Saturday, September 30, 2017

Workshop Projects September

September spring has arrived and with spring comes warmer weather, not that we had a cold winter.

After repairing the Weazel Sue brought home a quick repair for Demaris one of the ladies. She had broken her knitting bag. Easy fix replace the dowel, all done with in an hour.


















Project No2
I have two live centre for the wood lathes and both points have suffered over the years. So a quick machine clean up was in order with hope of using them real soon.








Project No3
The ladies had taken notice of Sue using her pin loom and so they could try them out I made four out of scrap Oregon. About 7" centre square, using bamboo skewer to hold the joins. They have been sanded and await panel pins to be fitted by Sue.

 Project No4
Sue had acquired at a market a while back a neat little hoe but  it had no handle. I already had one available just required a furel and fitting.








Project No5
My sliding compound saw has a clamp fitted to the input side to secure materials, I've always felt this was to short so made a longer one. The shorter ill be used on the out feed side. A scrap piece of Aluminium Neil had sent up suited the size fine. A 10mm tap for the clamp bolt a 16mm hole for the post end, hand shape the body. Done now just need a 10mm clamp bolt for the other one.



 Project No6
My collection of hand saws has grown slowly they are being cleaned up, resharpened but the draw in which they lived along with chisels was becoming intolerable.
A saw caddy was next!!! The angle needed to be low enough to allow the largest saw to clear the top of the draw for opening and closing. Also easy access for all.

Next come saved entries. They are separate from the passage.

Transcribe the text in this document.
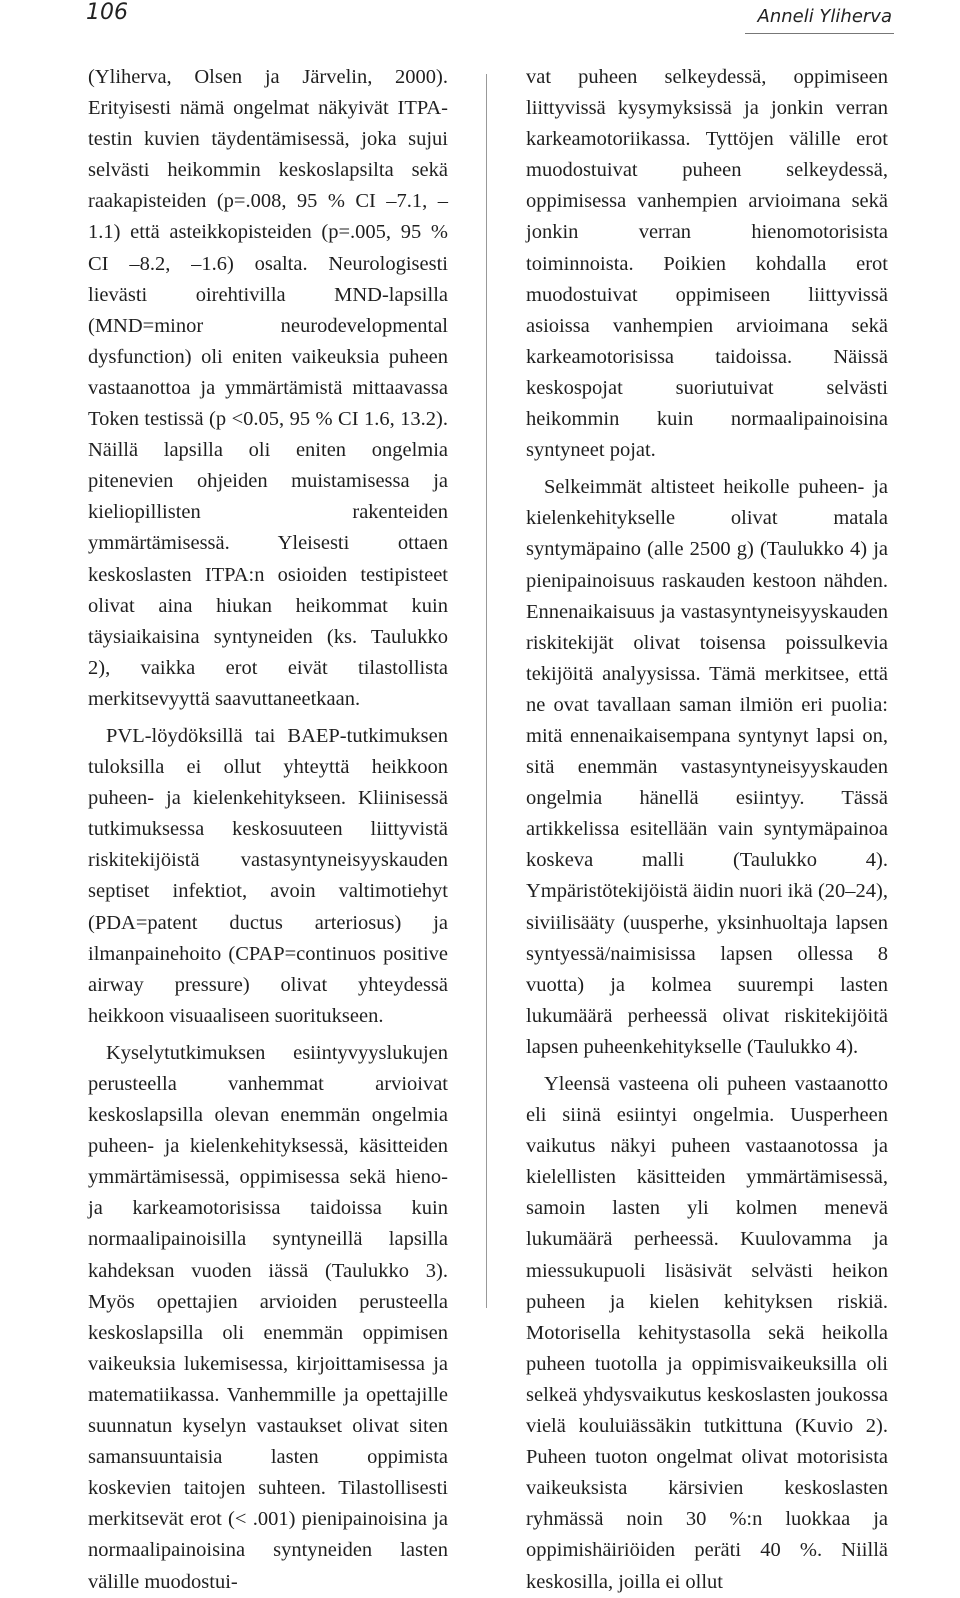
106	Anneli Yliherva

(Yliherva, Olsen ja Järvelin, 2000). Erityisesti nämä ongelmat näkyivät ITPA-testin kuvien täydentämisessä, joka sujui selvästi heikommin keskoslapsilta sekä raakapisteiden (p=.008, 95 % CI –7.1, –1.1) että asteikkopisteiden (p=.005, 95 % CI –8.2, –1.6) osalta. Neurologisesti lievästi oirehtivilla MND-lapsilla (MND=minor neurodevelopmental dysfunction) oli eniten vaikeuksia puheen vastaanottoa ja ymmärtämistä mittaavassa Token testissä (p <0.05, 95 % CI 1.6, 13.2). Näillä lapsilla oli eniten ongelmia pitenevien ohjeiden muistamisessa ja kieliopillisten rakenteiden ymmärtämisessä. Yleisesti ottaen keskoslasten ITPA:n osioiden testipisteet olivat aina hiukan heikommat kuin täysiaikaisina syntyneiden (ks. Taulukko 2), vaikka erot eivät tilastollista merkitsevyyttä saavuttaneetkaan.

PVL-löydöksillä tai BAEP-tutkimuksen tuloksilla ei ollut yhteyttä heikkoon puheen- ja kielenkehitykseen. Kliinisessä tutkimuksessa keskosuuteen liittyvistä riskitekijöistä vastasyntyneisyyskauden septiset infektiot, avoin valtimotiehyt (PDA=patent ductus arteriosus) ja ilmanpainehoito (CPAP=continuos positive airway pressure) olivat yhteydessä heikkoon visuaaliseen suoritukseen.

Kyselytutkimuksen esiintyvyyslukujen perusteella vanhemmat arvioivat keskoslapsilla olevan enemmän ongelmia puheen- ja kielenkehityksessä, käsitteiden ymmärtämisessä, oppimisessa sekä hieno- ja karkeamotorisissa taidoissa kuin normaalipainoisilla syntyneillä lapsilla kahdeksan vuoden iässä (Taulukko 3). Myös opettajien arvioiden perusteella keskoslapsilla oli enemmän oppimisen vaikeuksia lukemisessa, kirjoittamisessa ja matematiikassa. Vanhemmille ja opettajille suunnatun kyselyn vastaukset olivat siten samansuuntaisia lasten oppimista koskevien taitojen suhteen. Tilastollisesti merkitsevät erot (< .001) pienipainoisina ja normaalipainoisina syntyneiden lasten välille muodostui-

vat puheen selkeydessä, oppimiseen liittyvissä kysymyksissä ja jonkin verran karkeamotoriikassa. Tyttöjen välille erot muodostuivat puheen selkeydessä, oppimisessa vanhempien arvioimana sekä jonkin verran hienomotorisista toiminnoista. Poikien kohdalla erot muodostuivat oppimiseen liittyvissä asioissa vanhempien arvioimana sekä karkeamotorisissa taidoissa. Näissä keskospojat suoriutuivat selvästi heikommin kuin normaalipainoisina syntyneet pojat.

Selkeimmät altisteet heikolle puheen- ja kielenkehitykselle olivat matala syntymäpaino (alle 2500 g) (Taulukko 4) ja pienipainoisuus raskauden kestoon nähden. Ennenaikaisuus ja vastasyntyneisyyskauden riskitekijät olivat toisensa poissulkevia tekijöitä analyysissa. Tämä merkitsee, että ne ovat tavallaan saman ilmiön eri puolia: mitä ennenaikaisempana syntynyt lapsi on, sitä enemmän vastasyntyneisyyskauden ongelmia hänellä esiintyy. Tässä artikkelissa esitellään vain syntymäpainoa koskeva malli (Taulukko 4). Ympäristötekijöistä äidin nuori ikä (20–24), siviilisääty (uusperhe, yksinhuoltaja lapsen syntyessä/naimisissa lapsen ollessa 8 vuotta) ja kolmea suurempi lasten lukumäärä perheessä olivat riskitekijöitä lapsen puheenkehitykselle (Taulukko 4).

Yleensä vasteena oli puheen vastaanotto eli siinä esiintyi ongelmia. Uusperheen vaikutus näkyi puheen vastaanotossa ja kielellisten käsitteiden ymmärtämisessä, samoin lasten yli kolmen menevä lukumäärä perheessä. Kuulovamma ja miessukupuoli lisäsivät selvästi heikon puheen ja kielen kehityksen riskiä. Motorisella kehitystasolla sekä heikolla puheen tuotolla ja oppimisvaikeuksilla oli selkeä yhdysvaikutus keskoslasten joukossa vielä kouluiässäkin tutkittuna (Kuvio 2). Puheen tuoton ongelmat olivat motorisista vaikeuksista kärsivien keskoslasten ryhmässä noin 30 %:n luokkaa ja oppimishäiriöiden peräti 40 %. Niillä keskosilla, joilla ei ollut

These are all small Tenon combination or Gents saws plus a Draw knife.




The chisels storage is a must but first I must make new handles etc etc. A future project.

Project No7
This is just the beginning of a long term desire for a Rose Engine.
A while back I was able to purchase two stainless steel rods, 1600 x 1".
Cut to 800x2 500x2, taken to a gent who has a bigger lathe to face ends and centre drill. Thanks Sven.
The original main shaft acquired years ago at OTGA was poorly machined between threaded areas, so bad was one section it looked like a lumpy cam out of a race car engine. I had to machine 1/6" off to even them up bring them to 13/16" dia. This shaft will suffice for now to get me started a new one latter on.



 The stainless Steel rods being 2nd hand were in need of a clean up.
Placed between centres on the long bed wood lathe and linished of imperfections.






Similarly placed between centre on the Myford to machine the main shaft true.




Project No8
Restoration of a Coach Makers Spider Gauge purchased back in January at a swap meet.

Being my trade is a Coach Builder/ Motor Vehicle Builder this little tool although never bought or used during my time as an apprentice I had seen one before. It was an extravagant buy but well worth the $ spent. They are rare and far less finished types seen on ebay for $50 to $60.

They are used by wheelrights and carriage builders as a fast means of scribing work surfaces using two settings. Such as door frames on bodies.

 Once disassembled i was far more obvious the quality of fittings were all brass. Although the two square scribe points may be old nails. these were straightened and cleaned and given new points.










After a light sanding a few coats of Shellac on everything and reassembled. It was during the clean up the letters RFT were noticed on all three wood parts neatly stamped, I have yet to resolve if this is an owners mark, makers mark or an indicator for Right Front Tyre??